The lights went out and a low hum of a baseline vibrated throughout the deathly quiet arena. A singular spotlight hit the stage to reveal “Lorde” looking sharp in a navy blue oversized suit, busting out the first few lines of an simplified version of the track “Glory and Gore“. The lights died down again after some quirky dancing and the black curtain was yanked down to reveal her band set up a synth guy and drummer surrounded by flickering candles. The backdrop a deep red velvet curtain with a trio or ornate framed screens held high above the stage illuminated as the bass shook in for “Biting Down“.
Through the 14 song set Lorde proved over and over again just why she had gained so much international attention over the past year and had become such a powerful force in music. Her stage presence which went from little twitches to full on letting loose and dancing wildly during tracks like “Tennis Court” and “Bravado” a track which is introduced as “This is a song about confidence… faking it“.
There was speech before the track “Ribs” where Lorde lamented about how she missed her friends and family in New Zealand, and how on her way to the venue she reflected how much Newcastle reminded her of her hometown and that she loved it there. which gained a cheer from the audience. Amongst the tracks performed from her album “Pure Heroine“ Lorde also found time for two overs of “Easy” by Son Lux and “Swinging Party” by The Replacements.
It was nearing the end of the set and the lights were dimmed on the set whilst Lorde stood motionless in the centre of the stage. “Baby I rule,” began to echo throughout the venue accompanied by an heavy drum beat. If you had seen Lorde performing earlier this year at the Grammys then you’ll understand the magnificence and grandeur that is generated by this specific rework of her hit song “Royals“. Performing the stripped back version of the song with glowing crowns illuminated on the screens it was an understated moment perhaps during the set for such a big song but Lorde pulled it off.
That wasn’t the end of the set however, next came “Team” which was given an extended introduction and strobe lights that made the song feel huge. Mid song the track began a glitching bridge where Lorde left the stage whilst “dancing around the lies we tell//dancing around big eyes as well,” repeated. The crowd danced during this extended bit and a huge applause erupted as Lorde returned to the stage donned in a flowing gold cape to finish off Team before ending the show bathed in a spotlight singing “World Alone“.

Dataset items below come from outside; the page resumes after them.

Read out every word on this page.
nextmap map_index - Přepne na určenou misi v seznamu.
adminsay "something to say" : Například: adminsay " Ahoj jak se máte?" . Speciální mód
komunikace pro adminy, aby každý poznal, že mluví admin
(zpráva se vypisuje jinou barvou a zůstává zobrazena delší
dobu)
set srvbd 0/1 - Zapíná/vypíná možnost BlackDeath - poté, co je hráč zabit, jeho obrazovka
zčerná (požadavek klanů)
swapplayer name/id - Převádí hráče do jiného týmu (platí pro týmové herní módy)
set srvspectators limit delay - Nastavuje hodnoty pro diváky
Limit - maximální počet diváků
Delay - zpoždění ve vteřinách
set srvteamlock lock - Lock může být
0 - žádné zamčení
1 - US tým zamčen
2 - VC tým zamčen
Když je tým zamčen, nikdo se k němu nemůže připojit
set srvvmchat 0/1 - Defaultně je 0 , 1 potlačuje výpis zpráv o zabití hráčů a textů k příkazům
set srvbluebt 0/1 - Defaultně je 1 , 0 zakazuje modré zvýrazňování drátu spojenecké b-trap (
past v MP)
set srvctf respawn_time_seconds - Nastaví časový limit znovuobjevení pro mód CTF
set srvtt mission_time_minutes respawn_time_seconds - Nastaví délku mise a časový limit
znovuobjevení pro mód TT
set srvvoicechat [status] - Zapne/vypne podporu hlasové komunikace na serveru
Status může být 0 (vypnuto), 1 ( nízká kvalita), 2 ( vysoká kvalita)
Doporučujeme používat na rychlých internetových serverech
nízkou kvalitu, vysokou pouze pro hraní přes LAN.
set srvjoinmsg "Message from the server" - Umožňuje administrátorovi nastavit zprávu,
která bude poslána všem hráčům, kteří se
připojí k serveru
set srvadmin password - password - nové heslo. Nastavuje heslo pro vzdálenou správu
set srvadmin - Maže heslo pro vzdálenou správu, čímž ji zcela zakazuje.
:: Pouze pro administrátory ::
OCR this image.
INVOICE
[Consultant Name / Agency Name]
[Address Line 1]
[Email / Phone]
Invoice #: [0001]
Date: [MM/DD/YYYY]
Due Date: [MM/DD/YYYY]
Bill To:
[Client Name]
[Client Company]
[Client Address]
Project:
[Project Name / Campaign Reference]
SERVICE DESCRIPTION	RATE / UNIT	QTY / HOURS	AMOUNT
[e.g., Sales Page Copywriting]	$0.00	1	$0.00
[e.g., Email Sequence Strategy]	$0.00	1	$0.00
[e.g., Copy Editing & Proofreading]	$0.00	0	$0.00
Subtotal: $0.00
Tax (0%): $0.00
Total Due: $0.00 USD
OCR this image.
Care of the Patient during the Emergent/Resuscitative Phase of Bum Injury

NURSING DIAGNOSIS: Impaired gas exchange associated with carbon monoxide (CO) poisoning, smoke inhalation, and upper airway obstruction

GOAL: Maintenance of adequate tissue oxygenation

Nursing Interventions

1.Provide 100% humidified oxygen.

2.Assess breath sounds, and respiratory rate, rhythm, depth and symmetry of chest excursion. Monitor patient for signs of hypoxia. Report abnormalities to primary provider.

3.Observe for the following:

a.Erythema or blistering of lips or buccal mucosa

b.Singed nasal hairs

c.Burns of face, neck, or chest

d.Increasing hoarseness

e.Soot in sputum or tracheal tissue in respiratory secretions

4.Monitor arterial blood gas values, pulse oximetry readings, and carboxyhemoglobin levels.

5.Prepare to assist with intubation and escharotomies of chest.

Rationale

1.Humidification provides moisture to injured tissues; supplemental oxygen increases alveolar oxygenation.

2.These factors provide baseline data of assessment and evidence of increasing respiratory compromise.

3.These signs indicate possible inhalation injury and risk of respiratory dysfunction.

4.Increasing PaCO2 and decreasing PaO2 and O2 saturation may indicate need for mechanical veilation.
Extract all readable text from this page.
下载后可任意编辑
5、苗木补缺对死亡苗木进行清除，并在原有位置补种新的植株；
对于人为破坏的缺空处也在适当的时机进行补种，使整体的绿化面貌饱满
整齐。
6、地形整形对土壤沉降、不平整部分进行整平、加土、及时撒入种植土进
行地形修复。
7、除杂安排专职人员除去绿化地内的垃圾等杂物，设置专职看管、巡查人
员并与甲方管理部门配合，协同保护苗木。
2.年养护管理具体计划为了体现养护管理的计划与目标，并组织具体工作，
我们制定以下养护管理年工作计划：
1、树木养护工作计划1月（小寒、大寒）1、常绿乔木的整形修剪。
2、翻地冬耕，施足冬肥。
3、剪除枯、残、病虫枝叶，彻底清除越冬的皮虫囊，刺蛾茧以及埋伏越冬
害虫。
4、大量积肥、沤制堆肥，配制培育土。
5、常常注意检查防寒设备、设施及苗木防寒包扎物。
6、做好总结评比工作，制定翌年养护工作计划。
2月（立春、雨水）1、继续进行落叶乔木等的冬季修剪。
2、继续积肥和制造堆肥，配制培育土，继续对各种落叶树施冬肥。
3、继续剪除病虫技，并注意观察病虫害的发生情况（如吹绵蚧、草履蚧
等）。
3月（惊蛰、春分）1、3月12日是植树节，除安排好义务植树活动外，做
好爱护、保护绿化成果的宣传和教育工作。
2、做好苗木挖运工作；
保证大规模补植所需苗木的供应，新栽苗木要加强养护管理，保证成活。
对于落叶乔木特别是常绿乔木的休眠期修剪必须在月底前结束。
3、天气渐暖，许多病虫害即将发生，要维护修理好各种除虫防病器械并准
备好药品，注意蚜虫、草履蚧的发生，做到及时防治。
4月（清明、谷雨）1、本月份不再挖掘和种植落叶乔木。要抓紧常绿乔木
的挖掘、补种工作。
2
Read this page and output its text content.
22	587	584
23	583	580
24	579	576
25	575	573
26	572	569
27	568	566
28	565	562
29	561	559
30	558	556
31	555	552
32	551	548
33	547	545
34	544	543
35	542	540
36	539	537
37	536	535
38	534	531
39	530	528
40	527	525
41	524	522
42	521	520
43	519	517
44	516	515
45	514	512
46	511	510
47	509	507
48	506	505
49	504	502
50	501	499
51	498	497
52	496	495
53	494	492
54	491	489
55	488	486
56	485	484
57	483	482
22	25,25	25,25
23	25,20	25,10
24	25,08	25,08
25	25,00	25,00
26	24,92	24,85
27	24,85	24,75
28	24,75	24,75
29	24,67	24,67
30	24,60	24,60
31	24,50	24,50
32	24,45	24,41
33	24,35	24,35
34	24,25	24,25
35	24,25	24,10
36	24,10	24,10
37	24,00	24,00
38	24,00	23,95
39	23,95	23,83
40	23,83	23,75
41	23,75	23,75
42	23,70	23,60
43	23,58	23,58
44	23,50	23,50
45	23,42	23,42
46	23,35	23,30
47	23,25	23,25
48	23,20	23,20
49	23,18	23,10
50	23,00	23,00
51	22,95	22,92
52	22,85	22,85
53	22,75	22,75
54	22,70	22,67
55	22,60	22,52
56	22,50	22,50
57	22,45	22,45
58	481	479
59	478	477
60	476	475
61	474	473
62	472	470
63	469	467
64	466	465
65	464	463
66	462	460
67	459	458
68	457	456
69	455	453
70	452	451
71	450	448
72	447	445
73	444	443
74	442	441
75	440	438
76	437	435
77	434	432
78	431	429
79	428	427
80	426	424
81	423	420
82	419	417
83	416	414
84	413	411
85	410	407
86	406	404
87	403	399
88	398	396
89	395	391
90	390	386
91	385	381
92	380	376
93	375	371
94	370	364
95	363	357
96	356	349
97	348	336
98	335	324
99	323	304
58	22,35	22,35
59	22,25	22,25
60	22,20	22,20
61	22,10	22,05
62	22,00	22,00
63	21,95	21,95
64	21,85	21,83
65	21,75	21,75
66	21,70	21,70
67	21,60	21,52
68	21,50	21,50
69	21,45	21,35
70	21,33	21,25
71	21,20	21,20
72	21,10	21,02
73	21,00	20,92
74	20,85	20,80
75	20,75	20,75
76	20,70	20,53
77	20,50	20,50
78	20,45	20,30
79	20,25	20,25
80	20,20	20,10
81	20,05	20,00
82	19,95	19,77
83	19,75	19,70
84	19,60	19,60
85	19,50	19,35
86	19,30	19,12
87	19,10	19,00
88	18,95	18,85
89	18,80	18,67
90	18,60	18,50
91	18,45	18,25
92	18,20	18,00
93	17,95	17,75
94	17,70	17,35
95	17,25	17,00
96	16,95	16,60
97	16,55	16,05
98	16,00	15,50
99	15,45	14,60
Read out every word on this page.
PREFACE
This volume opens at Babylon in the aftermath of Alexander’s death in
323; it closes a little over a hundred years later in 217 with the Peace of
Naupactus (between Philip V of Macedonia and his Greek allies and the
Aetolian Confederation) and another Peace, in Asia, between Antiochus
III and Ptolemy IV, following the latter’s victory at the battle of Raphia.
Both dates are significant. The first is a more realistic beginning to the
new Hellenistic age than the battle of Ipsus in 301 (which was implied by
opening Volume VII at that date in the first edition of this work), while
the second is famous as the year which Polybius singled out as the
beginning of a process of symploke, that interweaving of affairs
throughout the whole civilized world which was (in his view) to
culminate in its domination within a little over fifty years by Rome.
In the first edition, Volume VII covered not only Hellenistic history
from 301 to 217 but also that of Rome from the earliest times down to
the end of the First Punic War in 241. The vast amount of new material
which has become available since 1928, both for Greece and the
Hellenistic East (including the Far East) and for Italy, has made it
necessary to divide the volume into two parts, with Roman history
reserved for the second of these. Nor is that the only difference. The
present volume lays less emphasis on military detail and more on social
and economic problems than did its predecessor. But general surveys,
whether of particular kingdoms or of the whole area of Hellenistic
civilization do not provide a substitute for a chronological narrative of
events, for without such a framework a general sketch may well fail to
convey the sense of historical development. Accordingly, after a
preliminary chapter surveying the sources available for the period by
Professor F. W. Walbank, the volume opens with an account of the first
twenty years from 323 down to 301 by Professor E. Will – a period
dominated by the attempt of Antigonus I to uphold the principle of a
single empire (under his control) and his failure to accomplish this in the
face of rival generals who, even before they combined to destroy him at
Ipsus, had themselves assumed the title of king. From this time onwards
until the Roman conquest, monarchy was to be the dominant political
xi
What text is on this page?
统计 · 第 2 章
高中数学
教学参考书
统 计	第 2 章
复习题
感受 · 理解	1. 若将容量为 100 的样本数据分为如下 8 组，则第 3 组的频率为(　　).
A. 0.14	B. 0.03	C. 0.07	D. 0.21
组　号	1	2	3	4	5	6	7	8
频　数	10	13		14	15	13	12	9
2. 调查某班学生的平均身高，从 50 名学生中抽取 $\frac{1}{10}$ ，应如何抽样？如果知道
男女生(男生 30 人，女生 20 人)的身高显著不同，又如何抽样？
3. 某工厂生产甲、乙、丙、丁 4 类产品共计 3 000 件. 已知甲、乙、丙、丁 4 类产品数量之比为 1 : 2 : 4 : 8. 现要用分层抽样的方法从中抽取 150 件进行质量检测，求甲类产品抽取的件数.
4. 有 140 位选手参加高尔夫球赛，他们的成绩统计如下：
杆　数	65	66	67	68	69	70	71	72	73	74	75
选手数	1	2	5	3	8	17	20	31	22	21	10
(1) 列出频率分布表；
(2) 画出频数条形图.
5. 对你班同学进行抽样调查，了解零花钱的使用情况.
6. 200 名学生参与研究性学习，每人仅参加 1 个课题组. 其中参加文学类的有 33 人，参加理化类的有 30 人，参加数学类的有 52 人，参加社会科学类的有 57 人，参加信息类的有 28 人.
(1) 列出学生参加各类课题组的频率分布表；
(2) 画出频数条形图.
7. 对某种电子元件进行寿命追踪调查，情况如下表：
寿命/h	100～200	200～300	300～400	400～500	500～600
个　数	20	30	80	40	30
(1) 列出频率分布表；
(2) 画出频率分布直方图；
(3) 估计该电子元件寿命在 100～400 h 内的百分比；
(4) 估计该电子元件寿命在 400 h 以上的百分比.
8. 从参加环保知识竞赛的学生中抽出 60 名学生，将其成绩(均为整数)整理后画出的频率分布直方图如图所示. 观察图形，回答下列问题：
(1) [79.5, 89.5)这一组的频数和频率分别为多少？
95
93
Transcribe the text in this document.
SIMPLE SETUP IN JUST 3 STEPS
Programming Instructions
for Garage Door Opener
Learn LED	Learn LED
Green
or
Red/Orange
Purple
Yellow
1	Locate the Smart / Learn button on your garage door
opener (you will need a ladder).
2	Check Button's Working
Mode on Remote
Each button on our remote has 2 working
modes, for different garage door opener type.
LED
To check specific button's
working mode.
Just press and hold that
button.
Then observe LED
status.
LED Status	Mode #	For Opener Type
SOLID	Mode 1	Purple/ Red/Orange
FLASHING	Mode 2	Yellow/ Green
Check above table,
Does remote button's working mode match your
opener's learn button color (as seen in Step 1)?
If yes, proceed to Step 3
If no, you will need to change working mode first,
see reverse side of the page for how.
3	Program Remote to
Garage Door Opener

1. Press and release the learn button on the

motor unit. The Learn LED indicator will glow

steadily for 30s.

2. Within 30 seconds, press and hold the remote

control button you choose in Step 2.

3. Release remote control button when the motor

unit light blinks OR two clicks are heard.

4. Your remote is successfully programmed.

It still amazes how much Lorde has grown as a performer since the first time I saw her a year ago.The awkward shy girl who hid entirely behind her hair for her full set has been replaced by a confident, woman on stage who lets go of any inhibitions and puts on a show to rival anyone else in the business. With work begun now on her sophomore album I cannot wait for her next Australian show and hope for a bigger even better production.